Wie viel die „Nasenbohrertests“ leisten

In dieser Woche wurden an den Schulen 1,7 Mio. „Nasenbohrer“-Tests durchgeführt, 1.405 waren laut Bildungsministerium positiv. Wie viele davon auch einem PCR-Test standhielten, ist nicht bekannt, genannt werden rund 70 Prozent. Das heißt, bei rund einem Drittel der Fälle handelt es sich um falschen Alarm – wie etwa im Fall einer Wiener Volksschule, bei der Mitte März sich gleich 62 Fälle als falsch positiv herausstellten.

Wagner geht übrigens davon aus, dass etwa ein Drittel der entdeckten Infektionen unter Schülerinnen und Schülern auf die Schul-Antigentests zurückzuführen sind, zwei Drittel würden vor allem dann entdeckt, wenn die Kinder und Jugendlichen als Kontaktpersonen von Infizierten getestet werden.

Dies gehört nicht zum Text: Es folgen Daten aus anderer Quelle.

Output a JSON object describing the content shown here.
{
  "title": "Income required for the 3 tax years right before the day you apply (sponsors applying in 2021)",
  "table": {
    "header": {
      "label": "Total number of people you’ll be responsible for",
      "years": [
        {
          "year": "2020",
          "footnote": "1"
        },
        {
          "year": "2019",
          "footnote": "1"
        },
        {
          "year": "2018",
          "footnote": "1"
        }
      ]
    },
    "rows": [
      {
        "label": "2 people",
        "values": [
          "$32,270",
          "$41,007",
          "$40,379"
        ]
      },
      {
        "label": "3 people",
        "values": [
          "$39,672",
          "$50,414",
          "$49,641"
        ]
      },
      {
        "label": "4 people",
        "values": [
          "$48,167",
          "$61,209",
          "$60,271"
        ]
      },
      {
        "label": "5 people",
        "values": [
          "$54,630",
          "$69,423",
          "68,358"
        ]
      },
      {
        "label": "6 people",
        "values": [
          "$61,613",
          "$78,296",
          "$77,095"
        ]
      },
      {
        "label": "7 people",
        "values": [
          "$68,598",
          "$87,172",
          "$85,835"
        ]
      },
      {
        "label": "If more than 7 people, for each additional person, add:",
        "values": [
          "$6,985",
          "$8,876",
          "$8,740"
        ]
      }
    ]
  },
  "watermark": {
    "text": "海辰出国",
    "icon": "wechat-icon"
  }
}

Effekt schwierig abzuschätzen

Wenn nun mit den Schulschließungen tatsächlich die registrierten Infektionszahlen bei den Jungen sinken, dann heißt das nicht zwingend, dass es tatsächlich weniger Infektionen gibt. Denn wenn viel weniger getestet wird, gibt es eben auch weniger Fälle. Darauf verweist etwa auch die Wissenschaftskommunikatorin Magdalena Steinrück auf Twitter.

Aufschlussreich werden dann wohl die Schulscreenings sein, wenn der Unterricht wieder stattfindet. Und selbst wenn dann die Fallzahlen geringer sein sollten, ist die Kausalität zu den Schulschließungen auch nicht eindeutig. Denn welche Maßnahme in einem Lockdown greift und welche nicht, lässt sich eben schwer feststellen.

Die Wirksamkeit von Schulschließungen wurde in der Vergangenheit auch damit belegt, dass Eltern dadurch genötigt wurden, ins Homeoffice zu wechseln. In anderen Ländern nahm man diesen Umweg nicht und verordnete gleich eine Pflicht zum Homeoffice.